My Purple Year
Ask me a question and I’ll probably have to think a while before giving you an answer. Ask me who my favorite musician is and I’ll tell you right away: it’s Prince. His music hits all the right notes for me, across a wide range of moods. As a performer, he was charismatic, mysterious, and supremely comfortable with himself. It’s said that he made a mean omelet and his turn signaling was impeccable.
Prince’s work is easy to like, but tougher to truly love; the latter requires familiarity not just with the hits, but with the wider body of work. And with Prince, who released 39 studio albums in his 57 earthly years, this is a tall order. His discography can be overwhelming, even to fans.
I’ve been a Prince fan since college and he’s been my favorite musician for more than a decade, but I’d never bothered to explore the back half of his catalog. To be specific, I’d never ventured beyond his 1995 album The Gold Experience, his first release as the unpronounceable “Love Symbol” and as good a point as any to mark his leap into releasing whatever he wanted, however and whenever he wanted. What followed was two decades of largely inconsequential music, indifferently received.
The more I grew to love the first half of his career, the more my ignorance of the second half gnawed at me. I felt like a fair-weather fan. So in early 2022, I resolved to listen to and privately review every studio album he released, starting with his first (1979’s For You) and continuing in chronological order to his last (2016’s HiTnRUN Phase Two). It would be my “Purple Year.”
As with most personal projects, starting was easy and following through was hard. My pace suffered through the back half, and especially the back third, but I finished his last album 367 days after starting his first.
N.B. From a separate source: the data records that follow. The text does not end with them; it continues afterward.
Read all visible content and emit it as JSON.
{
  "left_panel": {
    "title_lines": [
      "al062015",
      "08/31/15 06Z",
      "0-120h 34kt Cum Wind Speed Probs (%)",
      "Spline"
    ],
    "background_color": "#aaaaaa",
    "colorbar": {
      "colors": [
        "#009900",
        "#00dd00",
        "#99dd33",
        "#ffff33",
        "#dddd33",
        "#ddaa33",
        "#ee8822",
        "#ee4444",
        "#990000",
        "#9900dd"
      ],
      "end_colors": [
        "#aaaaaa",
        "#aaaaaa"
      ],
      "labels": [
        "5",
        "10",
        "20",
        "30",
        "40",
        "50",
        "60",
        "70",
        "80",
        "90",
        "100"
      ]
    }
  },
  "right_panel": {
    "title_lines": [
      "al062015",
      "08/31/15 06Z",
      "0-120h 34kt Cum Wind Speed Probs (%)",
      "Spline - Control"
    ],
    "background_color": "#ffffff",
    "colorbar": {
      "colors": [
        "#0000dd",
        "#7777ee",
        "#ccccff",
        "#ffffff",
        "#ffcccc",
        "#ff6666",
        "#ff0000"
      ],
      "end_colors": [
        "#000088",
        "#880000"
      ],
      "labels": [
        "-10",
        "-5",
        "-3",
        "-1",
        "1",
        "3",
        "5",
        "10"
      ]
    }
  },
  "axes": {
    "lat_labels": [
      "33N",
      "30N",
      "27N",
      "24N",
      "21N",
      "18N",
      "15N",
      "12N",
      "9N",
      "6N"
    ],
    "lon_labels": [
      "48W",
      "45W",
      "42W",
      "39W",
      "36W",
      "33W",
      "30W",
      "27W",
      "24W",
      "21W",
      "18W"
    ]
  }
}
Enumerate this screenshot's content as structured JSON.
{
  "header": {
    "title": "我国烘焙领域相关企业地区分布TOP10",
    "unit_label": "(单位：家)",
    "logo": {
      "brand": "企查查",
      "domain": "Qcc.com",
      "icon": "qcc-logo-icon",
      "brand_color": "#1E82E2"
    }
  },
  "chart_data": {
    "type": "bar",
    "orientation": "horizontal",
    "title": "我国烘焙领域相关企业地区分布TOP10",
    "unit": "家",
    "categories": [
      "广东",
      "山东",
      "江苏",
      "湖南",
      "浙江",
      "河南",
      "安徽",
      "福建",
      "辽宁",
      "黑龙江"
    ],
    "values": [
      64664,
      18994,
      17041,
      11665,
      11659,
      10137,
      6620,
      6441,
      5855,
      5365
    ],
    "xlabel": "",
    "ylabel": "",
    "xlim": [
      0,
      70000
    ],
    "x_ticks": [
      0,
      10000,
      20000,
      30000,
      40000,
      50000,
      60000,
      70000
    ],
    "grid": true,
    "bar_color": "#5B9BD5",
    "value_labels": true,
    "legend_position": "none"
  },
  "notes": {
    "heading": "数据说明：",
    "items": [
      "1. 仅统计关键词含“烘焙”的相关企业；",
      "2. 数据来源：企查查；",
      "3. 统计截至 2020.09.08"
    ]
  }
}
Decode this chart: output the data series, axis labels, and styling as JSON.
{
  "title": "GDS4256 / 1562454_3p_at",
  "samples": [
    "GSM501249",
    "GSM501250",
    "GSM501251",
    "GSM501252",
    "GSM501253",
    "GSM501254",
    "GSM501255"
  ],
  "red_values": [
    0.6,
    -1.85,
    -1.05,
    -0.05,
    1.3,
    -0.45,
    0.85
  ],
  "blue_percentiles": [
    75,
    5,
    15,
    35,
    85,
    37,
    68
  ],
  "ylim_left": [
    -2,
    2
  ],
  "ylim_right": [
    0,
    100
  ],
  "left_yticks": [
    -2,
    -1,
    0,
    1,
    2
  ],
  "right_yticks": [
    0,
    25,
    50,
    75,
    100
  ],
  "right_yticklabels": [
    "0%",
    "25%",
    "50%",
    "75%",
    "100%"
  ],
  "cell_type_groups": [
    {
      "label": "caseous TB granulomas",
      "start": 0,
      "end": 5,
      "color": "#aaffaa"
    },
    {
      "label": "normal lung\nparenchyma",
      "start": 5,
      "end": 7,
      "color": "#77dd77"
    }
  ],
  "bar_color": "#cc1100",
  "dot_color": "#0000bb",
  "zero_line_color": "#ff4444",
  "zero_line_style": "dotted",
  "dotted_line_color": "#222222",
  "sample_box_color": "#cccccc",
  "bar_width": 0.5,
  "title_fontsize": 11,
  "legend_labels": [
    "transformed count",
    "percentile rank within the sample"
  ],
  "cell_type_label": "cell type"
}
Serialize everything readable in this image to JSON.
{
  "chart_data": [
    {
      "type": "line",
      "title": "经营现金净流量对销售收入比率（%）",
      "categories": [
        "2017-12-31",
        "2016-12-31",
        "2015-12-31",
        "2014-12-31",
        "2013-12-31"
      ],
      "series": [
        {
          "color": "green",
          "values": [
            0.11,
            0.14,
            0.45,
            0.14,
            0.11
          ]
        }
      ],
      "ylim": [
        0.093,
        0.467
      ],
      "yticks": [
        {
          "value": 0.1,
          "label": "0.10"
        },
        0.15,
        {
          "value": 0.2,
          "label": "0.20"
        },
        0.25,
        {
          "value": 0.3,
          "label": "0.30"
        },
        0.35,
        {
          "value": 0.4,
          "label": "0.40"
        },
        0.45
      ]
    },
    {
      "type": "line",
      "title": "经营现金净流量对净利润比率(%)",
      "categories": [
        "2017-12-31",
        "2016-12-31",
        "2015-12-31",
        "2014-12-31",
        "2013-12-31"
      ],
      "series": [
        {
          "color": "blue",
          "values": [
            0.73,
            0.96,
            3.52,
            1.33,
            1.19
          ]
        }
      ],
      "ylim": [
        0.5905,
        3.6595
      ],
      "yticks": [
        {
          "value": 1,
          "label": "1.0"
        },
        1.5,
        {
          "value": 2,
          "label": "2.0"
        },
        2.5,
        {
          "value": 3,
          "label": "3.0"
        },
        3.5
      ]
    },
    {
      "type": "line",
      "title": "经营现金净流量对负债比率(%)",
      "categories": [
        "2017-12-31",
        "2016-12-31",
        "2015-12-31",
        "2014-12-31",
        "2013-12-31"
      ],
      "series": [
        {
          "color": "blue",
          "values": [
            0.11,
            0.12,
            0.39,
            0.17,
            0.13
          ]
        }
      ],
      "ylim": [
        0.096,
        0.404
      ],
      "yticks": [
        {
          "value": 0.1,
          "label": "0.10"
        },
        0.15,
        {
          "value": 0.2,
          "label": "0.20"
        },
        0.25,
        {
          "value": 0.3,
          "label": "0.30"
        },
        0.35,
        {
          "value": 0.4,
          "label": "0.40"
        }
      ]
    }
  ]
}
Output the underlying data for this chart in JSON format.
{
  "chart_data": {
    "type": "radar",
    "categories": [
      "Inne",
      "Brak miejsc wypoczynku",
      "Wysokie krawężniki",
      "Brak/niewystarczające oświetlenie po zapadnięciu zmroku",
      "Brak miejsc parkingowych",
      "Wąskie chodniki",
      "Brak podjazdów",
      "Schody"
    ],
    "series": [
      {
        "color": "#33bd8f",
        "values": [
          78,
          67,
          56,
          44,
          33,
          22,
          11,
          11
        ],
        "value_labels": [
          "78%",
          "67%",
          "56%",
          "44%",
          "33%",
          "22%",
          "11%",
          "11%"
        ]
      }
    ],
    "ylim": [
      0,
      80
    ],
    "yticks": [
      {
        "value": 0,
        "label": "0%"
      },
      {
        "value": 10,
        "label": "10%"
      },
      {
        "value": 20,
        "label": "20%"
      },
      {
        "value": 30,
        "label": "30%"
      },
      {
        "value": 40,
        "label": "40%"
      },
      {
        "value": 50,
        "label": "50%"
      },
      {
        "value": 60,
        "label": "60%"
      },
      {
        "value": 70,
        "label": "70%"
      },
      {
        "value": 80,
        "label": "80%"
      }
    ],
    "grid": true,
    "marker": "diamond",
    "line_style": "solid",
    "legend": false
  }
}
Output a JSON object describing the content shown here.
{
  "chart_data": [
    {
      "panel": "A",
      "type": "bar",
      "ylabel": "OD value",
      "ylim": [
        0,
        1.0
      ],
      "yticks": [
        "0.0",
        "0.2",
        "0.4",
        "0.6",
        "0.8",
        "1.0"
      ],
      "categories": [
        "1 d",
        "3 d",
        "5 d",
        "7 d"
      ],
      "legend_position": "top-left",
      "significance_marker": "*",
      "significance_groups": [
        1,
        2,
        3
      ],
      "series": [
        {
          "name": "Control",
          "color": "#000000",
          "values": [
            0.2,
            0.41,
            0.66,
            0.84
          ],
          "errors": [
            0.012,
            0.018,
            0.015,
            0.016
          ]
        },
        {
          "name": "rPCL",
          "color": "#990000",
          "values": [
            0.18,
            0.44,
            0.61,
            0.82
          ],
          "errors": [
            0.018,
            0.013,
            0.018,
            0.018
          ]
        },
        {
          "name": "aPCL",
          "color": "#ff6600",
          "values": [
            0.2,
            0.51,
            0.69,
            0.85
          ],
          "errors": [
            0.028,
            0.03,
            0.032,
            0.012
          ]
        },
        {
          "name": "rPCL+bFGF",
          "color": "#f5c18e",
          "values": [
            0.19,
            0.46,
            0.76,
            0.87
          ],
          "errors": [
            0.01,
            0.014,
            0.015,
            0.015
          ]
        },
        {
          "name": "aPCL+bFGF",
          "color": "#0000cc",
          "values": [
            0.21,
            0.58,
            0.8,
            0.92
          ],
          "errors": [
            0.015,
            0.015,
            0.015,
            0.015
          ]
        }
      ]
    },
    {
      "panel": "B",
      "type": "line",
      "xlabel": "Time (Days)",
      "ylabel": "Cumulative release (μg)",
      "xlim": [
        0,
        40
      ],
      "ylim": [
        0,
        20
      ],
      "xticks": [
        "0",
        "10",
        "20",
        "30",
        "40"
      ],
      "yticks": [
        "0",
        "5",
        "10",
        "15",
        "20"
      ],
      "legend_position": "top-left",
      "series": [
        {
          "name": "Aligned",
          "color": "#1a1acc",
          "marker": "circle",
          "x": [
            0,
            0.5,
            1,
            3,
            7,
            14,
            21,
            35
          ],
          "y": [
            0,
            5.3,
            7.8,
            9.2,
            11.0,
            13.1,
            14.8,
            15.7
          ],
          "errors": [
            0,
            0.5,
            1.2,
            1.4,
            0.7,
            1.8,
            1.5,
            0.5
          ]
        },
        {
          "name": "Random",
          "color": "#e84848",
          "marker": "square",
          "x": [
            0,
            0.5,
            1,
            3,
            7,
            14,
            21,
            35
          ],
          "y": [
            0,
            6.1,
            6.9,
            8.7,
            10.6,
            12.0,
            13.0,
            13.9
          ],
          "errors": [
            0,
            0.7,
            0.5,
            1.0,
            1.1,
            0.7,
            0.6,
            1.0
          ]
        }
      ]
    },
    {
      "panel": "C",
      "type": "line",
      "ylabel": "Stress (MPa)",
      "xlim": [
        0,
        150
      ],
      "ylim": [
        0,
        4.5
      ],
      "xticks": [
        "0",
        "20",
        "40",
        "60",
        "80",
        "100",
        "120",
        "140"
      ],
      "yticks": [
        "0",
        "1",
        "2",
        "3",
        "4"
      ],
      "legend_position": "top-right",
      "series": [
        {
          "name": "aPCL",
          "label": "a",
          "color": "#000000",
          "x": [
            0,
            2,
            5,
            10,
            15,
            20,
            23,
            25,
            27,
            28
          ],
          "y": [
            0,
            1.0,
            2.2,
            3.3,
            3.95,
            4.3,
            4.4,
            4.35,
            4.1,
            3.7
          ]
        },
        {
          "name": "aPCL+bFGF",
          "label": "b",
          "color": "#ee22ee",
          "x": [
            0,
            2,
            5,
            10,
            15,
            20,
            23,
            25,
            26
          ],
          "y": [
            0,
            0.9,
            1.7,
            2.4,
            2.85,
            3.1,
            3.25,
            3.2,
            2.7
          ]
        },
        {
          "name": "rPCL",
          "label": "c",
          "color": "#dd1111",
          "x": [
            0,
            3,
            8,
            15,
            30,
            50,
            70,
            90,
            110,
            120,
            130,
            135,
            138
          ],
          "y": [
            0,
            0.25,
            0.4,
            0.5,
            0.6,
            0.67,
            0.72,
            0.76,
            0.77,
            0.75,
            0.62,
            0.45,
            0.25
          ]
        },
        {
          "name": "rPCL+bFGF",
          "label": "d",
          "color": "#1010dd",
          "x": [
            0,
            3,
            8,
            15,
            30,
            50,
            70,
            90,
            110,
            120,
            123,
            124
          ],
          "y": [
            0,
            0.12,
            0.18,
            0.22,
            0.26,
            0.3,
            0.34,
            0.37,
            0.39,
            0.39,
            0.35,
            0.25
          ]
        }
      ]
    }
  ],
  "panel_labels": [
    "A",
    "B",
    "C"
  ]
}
As a journey through unfamiliar music, it was a slog. Prince’s last two decades feature many enjoyable songs, and even some enjoyable albums, but it’s inessential listening for all but the most devoted Paisleyheads.
As a window into Prince’s creative energy and outlook, listening to his later work was just as inspiring as listening to his early stuff—not because the output was as good (it wasn’t), but because Prince kept doing his thing, seemingly without regard for commercial success and without trying to grasp at relevance. “I don’t need to be on the radio,” Prince told the Star-Tribune in 2014. “I’ve been on the radio all my life.” When asked that same year which of his songs was his favorite, he said “the next one.”
As my Purple Year comes to a close, I hope to take a bit of Prince’s mindset with me: I want to leave more room for creativity; I want to be a little less daunted by what creative expression demands and a little less concerned about how it’ll be received; I want to continually show up, adding texture (however small) to my life and those I share it with.
If I could get better at basketball and late-night breakfast parties, that’d be pretty cool, too.